Une contraception hormonale, œstroprogestative (pilule, patch transdermique) ou progestative (pilule, implant, injection intra musculaire) peut être débutée :
- le jour même ou le lendemain d’une IVG instrumentale ;
- le jour de la prise de misoprostol - prise du 2e médicament - pour une IVG médicamenteuse.
Les préservatifs externes (dits masculins) ou internes (dits féminins) peuvent être utilisés dès la reprise des rapports sexuels. Ce sont les seuls contraceptifs qui protègent des infections sexuellement transmissibles, dont le VIH-Sida.
Remboursement de la Contraception
Sont remboursables par l'Assurance maladie :
- certaines pilules contraceptives ;
- les implants contraceptifs hormonaux ;
- les progestatifs injectables ;
- les dispositifs intra-utérins (DIU) ou stérilets ;
- les diaphragmes ;
- certaines marques de préservatifs externes (masculins).
Pour les femmes de moins de 26 ans avec une couverture sociale, ces contraceptifs sont délivrés en pharmacie sur prescription médicale avec une prise en charge à 100% et sans avance de frais. Concernant les préservatifs externes, ils sont pris en charge à 100% pour tous et toutes jusqu'à 26 ans, sans ordonnance. Le parcours de contraception pour toutes les personnes mineures est protégé par le secret.

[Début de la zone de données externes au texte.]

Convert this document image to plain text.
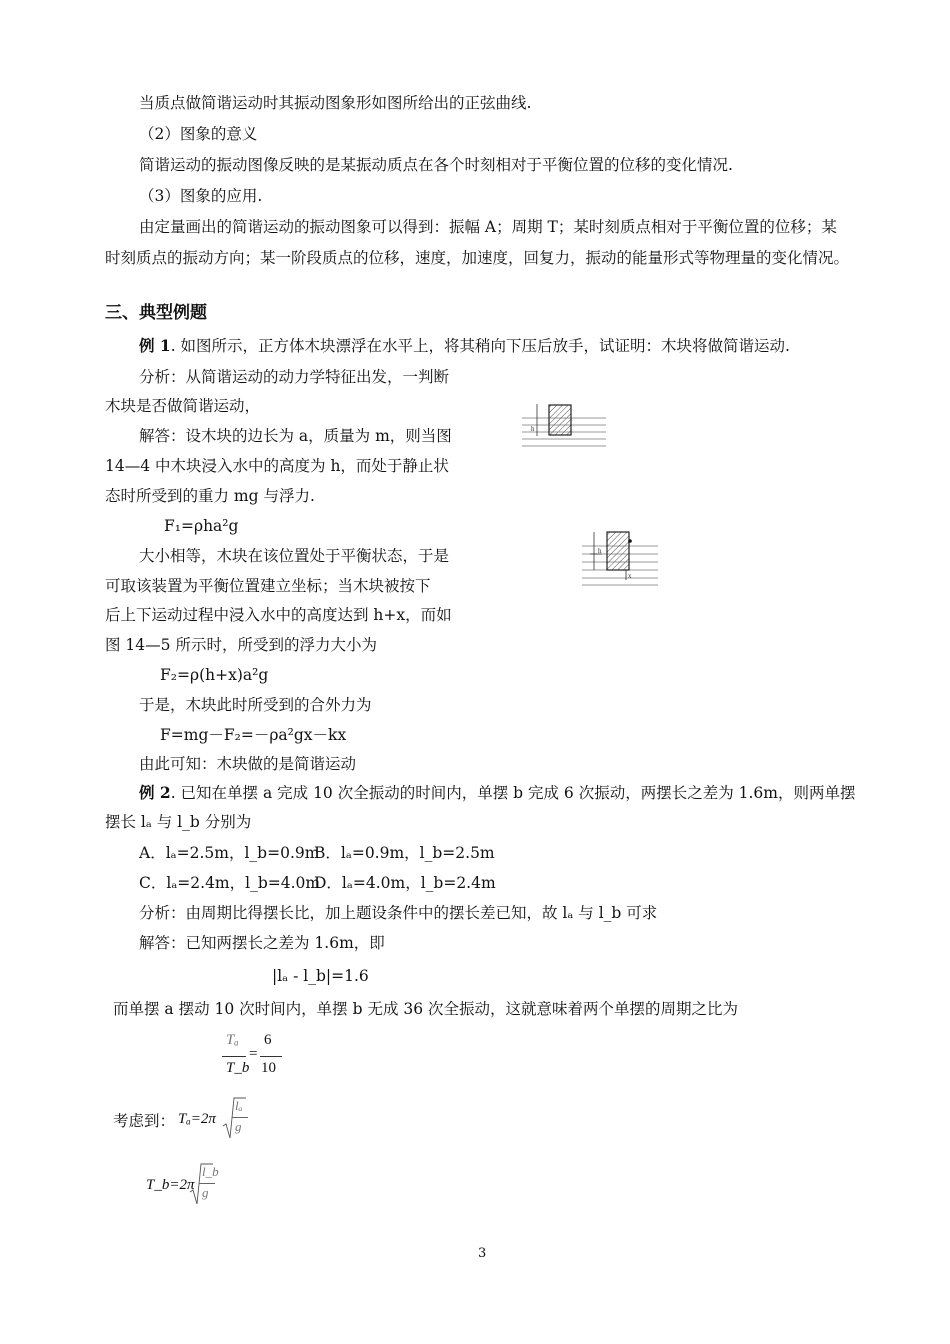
当质点做简谐运动时其振动图象形如图所给出的正弦曲线.
（2）图象的意义
简谐运动的振动图像反映的是某振动质点在各个时刻相对于平衡位置的位移的变化情况.
（3）图象的应用.
由定量画出的简谐运动的振动图象可以得到：振幅 A；周期 T；某时刻质点相对于平衡位置的位移；某
时刻质点的振动方向；某一阶段质点的位移，速度，加速度，回复力，振动的能量形式等物理量的变化情况。
三、典型例题
例 1. 如图所示，正方体木块漂浮在水平上，将其稍向下压后放手，试证明：木块将做简谐运动.
分析：从简谐运动的动力学特征出发，一判断
木块是否做简谐运动，
解答：设木块的边长为 a，质量为 m，则当图
14—4 中木块浸入水中的高度为 h，而处于静止状
态时所受到的重力 mg 与浮力.
F₁=ρha²g
大小相等，木块在该位置处于平衡状态，于是
可取该装置为平衡位置建立坐标；当木块被按下
后上下运动过程中浸入水中的高度达到 h+x，而如
图 14—5 所示时，所受到的浮力大小为
F₂=ρ(h+x)a²g
于是，木块此时所受到的合外力为
F=mg－F₂=－ρa²gx－kx
由此可知：木块做的是简谐运动
h
h
x
例 2. 已知在单摆 a 完成 10 次全振动的时间内，单摆 b 完成 6 次振动，两摆长之差为 1.6m，则两单摆
摆长 lₐ 与 l_b 分别为
A．lₐ=2.5m，l_b=0.9m
B．lₐ=0.9m，l_b=2.5m
C．lₐ=2.4m，l_b=4.0m
D．lₐ=4.0m，l_b=2.4m
分析：由周期比得摆长比，加上题设条件中的摆长差已知，故 lₐ 与 l_b 可求
解答：已知两摆长之差为 1.6m，即
|lₐ - l_b|=1.6
而单摆 a 摆动 10 次时间内，单摆 b 无成 36 次全振动，这就意味着两个单摆的周期之比为
Tₐ
T_b
=
6
10
考虑到： Tₐ=2π
lₐ
g
T_b=2π
l_b
g
3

Pour les femmes de plus de 26 ans, ces contraceptifs sont remboursés à 65 % par l'Assurance maladie dans les conditions habituelles.
Les centres de santé sexuelle (anciens centres de planification et d’éducation familiale) délivrent à titre gratuit des médicaments ou dispositifs contraceptifs aux mineures désirant garder le secret et aux personnes ne bénéficiant pas d’une couverture sociale.